The idea seemed ho-hum simple enough: Oceanic Time Warner is considering making Kapolei High football coach Darren Hernandez a sideline reporter on its University of Hawaii football games this season.
But as the cable company — not to mention the rest of us — is learning, there is no such thing as simple when it comes to the shadow cast by the voluminous NCAA rule book.
Even the sidelines at Aloha Stadium, it seems, can be fraught with NCAA regulatory land mines.
Which is why Hernandez could find himself either upstairs in the TV booth or his whole crew banned from talking to coaches during the broadcast when the season rolls around next month.
The problem, UH said after consulting compliance specialists, is that a high school coach having contact with a college coach in an interview situation on the university’s broadcast is an NCAA no-no.
Never mind that a sideline reporter, if he talked to a UH coach at all, would most likely ask about injuries, lineup changes or how UH planned to stop the wishbone. Or that a UH coach, if he had time to talk, would hardly use the few seconds to beseech Hernandez to point a prize linebacker to the Warriors.
What’s the UH coach going to say, “I’ll tell you if the right tackle has turf toe if you help us sign your all-state nose guard?”

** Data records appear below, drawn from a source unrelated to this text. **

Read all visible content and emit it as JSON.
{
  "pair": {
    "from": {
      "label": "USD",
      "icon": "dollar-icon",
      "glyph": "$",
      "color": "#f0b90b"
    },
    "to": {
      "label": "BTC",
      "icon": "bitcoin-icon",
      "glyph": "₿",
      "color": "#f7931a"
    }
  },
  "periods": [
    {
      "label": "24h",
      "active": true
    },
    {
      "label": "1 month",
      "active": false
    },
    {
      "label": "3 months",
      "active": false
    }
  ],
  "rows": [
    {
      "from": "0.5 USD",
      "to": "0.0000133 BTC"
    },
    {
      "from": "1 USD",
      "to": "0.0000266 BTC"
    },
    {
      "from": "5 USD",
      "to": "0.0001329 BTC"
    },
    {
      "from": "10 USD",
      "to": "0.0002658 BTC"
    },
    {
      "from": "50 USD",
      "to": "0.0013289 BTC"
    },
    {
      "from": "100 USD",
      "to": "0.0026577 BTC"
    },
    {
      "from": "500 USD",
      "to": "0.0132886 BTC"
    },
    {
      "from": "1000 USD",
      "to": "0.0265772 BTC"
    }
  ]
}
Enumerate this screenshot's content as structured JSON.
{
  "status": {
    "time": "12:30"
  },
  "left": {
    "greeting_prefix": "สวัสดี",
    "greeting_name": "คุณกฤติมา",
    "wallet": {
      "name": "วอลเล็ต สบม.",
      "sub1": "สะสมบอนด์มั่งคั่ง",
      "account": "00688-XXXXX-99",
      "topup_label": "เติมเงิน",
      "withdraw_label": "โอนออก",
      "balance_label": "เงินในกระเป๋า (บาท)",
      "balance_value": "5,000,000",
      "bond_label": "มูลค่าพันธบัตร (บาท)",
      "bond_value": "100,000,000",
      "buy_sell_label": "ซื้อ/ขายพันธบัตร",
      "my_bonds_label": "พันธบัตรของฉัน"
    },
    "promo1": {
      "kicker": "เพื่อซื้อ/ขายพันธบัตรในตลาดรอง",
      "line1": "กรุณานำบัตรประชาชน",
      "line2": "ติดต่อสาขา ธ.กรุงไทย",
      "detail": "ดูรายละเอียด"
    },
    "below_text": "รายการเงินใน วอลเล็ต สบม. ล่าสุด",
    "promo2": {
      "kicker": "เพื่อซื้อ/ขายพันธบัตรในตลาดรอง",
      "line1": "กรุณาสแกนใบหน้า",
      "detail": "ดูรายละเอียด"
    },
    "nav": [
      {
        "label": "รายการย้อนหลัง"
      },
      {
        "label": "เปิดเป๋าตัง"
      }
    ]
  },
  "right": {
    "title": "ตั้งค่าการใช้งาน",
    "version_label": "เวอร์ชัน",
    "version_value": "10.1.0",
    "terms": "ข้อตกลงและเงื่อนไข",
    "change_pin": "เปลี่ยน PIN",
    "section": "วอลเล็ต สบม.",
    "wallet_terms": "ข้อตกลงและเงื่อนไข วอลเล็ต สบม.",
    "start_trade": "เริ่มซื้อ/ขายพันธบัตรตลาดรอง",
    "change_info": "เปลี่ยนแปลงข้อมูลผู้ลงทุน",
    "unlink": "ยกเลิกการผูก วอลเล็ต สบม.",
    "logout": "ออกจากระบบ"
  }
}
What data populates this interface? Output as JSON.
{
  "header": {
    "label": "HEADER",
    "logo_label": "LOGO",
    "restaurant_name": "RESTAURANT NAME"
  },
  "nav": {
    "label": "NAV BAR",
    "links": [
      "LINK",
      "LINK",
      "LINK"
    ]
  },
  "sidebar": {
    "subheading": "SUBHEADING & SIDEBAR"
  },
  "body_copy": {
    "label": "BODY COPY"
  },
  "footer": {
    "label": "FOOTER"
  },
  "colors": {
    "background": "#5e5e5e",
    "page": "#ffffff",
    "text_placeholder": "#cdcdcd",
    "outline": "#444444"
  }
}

You can understand, perhaps, the NCAA’s fear that a school could finagle a broadcast spot for a high school coach as a way of sliding him money. Except that the well-respected Hernandez already has a history of working Oceanic’s OC 16 high school games. And, as someone at UH put it, “for what these jobs pay, you’d be lucky to get somebody to send you their water boy.”
The debuting megabucks University of Texas network this isn’t.
Indeed, the chances of something shady taking place under such circumstances are so bizarre that it is amazing that UH was even prompted to query compliance officials to dust off a 23-year old bylaw. But, give UH credit for covering its bases. Because when it comes to the NCAA, an organization so pedantic that it once grilled UH about the correctness and sensitivity of using the nickname Warriors, you apparently can never be too careful.
“The preliminary feedback that I’m aware of is that as long as there is no in-game interview of any UH coach, that is OK,” said Jim Donovan, UH athletic director. A UH coach may be interviewed pregame or postgame by a different Oceanic crew, just not the one Hernandez is working with, UH said.
Oceanic general manager/executive producer Dan Schmidt said it has yet to be decided whether Hernandez will do color commentary from the booth with Robert Kekaula, who is doing play-by-play, or work a sideline opposite Lori Santi. Nate Iloa is also in the mix.
Schmidt said, “That paradigm has not yet been decided” but whatever is done, “we don’t want to put UH in a bad position, so we’re going with whatever their recommendations are.”
Good thing.
I mean, the first UH game Oceanic will do is the Sept. 24 UC Davis contest, and the last thing the Warriors would want is to forfeit a victory or be hit with some penalty because a sideline reporter did nothing more sinister than ask head coach Greg McMackin about a change at left guard.